Waiting in line to vote can be a drag — especially if you have places to be on Election Day like school or work. If you're looking for a way to make voting easier, that's relatable. But voting online in the 2018 midterms might not be the way to go — even if you're one of the very few U.S. voters who has this option.
The main reason that you'd be able to vote online is because you're a voter that falls under the Uniformed and Overseas Citizens Absentee Voting Act (UOCAVA). This law covers U.S. citizens who are serving members of the Uniformed Services — Army, Navy, Air Force, etc. — and the Merchant Marine. It also covers those serving the Public Health Service and the National Oceanic and Atmospheric Administration count, as well as all the eligible family members of U.S. citizens residing outside the United States with the aforementioned people.
Odds are, that's not you. So, you'll not be able to vote online. The one other exception in just a few jurisdictions is if you're a voter with disabilities. In King County, Washington, for example, you can mark your ballot online if you're blind or would otherwise have trouble filling out a ballot on your own confidentially (though you still need to submit it separately from the system). All of Utah allows email and fax submission of ballots for the disabled.

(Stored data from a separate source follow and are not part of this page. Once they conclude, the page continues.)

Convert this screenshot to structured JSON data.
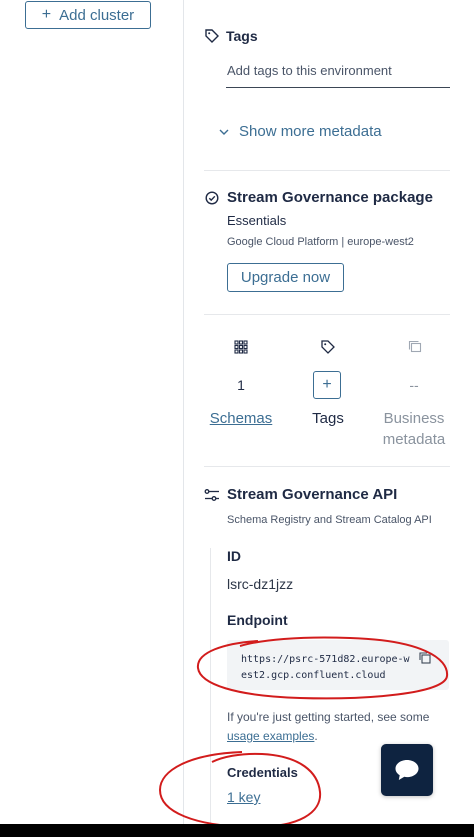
{
  "sidebar": {
    "add_cluster_label": "Add cluster"
  },
  "tags": {
    "label": "Tags",
    "placeholder": "Add tags to this environment"
  },
  "metadata": {
    "show_more_label": "Show more metadata"
  },
  "stream_governance": {
    "title": "Stream Governance package",
    "plan": "Essentials",
    "region": "Google Cloud Platform | europe-west2",
    "upgrade_label": "Upgrade now"
  },
  "stats": [
    {
      "icon": "grid-icon",
      "value": "1",
      "label": "Schemas",
      "link": true
    },
    {
      "icon": "tag-icon",
      "value": "+",
      "label": "Tags",
      "link": false
    },
    {
      "icon": "copy-stack-icon",
      "value": "--",
      "label": "Business metadata",
      "link": false
    }
  ],
  "api": {
    "title": "Stream Governance API",
    "subtitle": "Schema Registry and Stream Catalog API",
    "id_label": "ID",
    "id_value": "lsrc-dz1jzz",
    "endpoint_label": "Endpoint",
    "endpoint_value": "https://psrc-571d82.europe-west2.gcp.confluent.cloud",
    "help_prefix": "If you're just getting started, see some ",
    "help_link": "usage examples",
    "help_suffix": ".",
    "credentials_label": "Credentials",
    "credentials_value": "1 key"
  },
  "colors": {
    "accent": "#3c6e93",
    "text": "#1f2a44",
    "annotation": "#d21c1c",
    "chat": "#0e2340"
  }
}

If you are covered under the UOCAVA, here's a complete list of the 50 states and DC compiled by the National Conference of State Legislatures that shows what options you have to return your ballot. Some allow email, others also fax. And there are still 19 states that do not allow your ballot to be transmitted electronically in any way — it's good old snail mail for you.
If you're a UOCAVA voter in West Virginia, this year there's a novelty. You can submit you ballot using a smartphone application. It's completely optional, but if you decide on this option, the state emails you a link to download the app. Then you verify it's you with a form of identification. Next, you can vote and submit the ballot using your fingerprint, Face ID, or however you unlock your smartphone. Finally, election officials electronically "open" your ballot on election night.

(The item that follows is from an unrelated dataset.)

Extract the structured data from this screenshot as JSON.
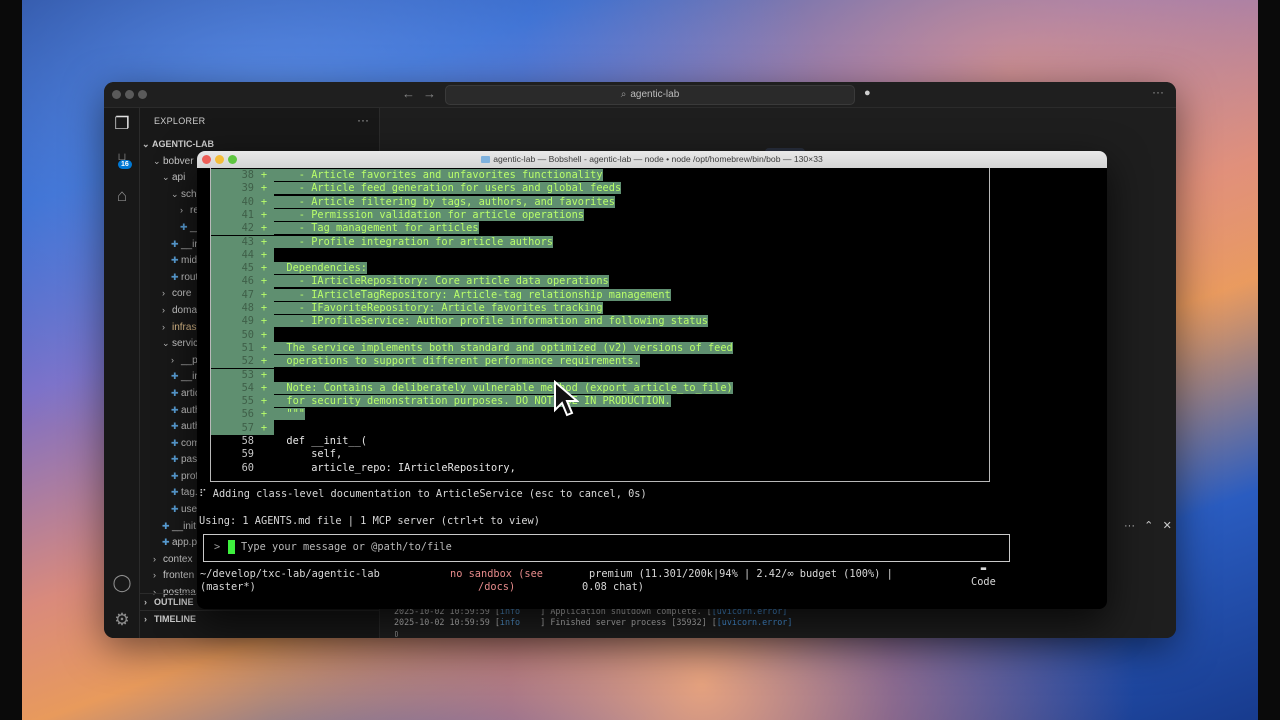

All that said, even if electronic submission is an option for you, you might want to reconsider. Experts have said that online submission is vulnerable to hacks that could change your vote or erase it all together.
A September report by the National Academies of Sciences, Engineering, and Medicine suggested that online voting is not the way to go for U.S. elections in the immediate future — even if it would encourage a higher turnout. "Currently, no known technology can guarantee the secrecy, security, and verifiability of a marked ballot transmitted over the Internet," a summary of the report reads.
But don't fear for the voting lines because in many states you still have other options, particularly early voting. To check that option, all you need to do is go to Vote.org's special tool. You fill in your address and out pops the address of an early voting center — if they exist in your precinct.
So regardless of your online options, vote in person or by mail if you can — and early is always an option.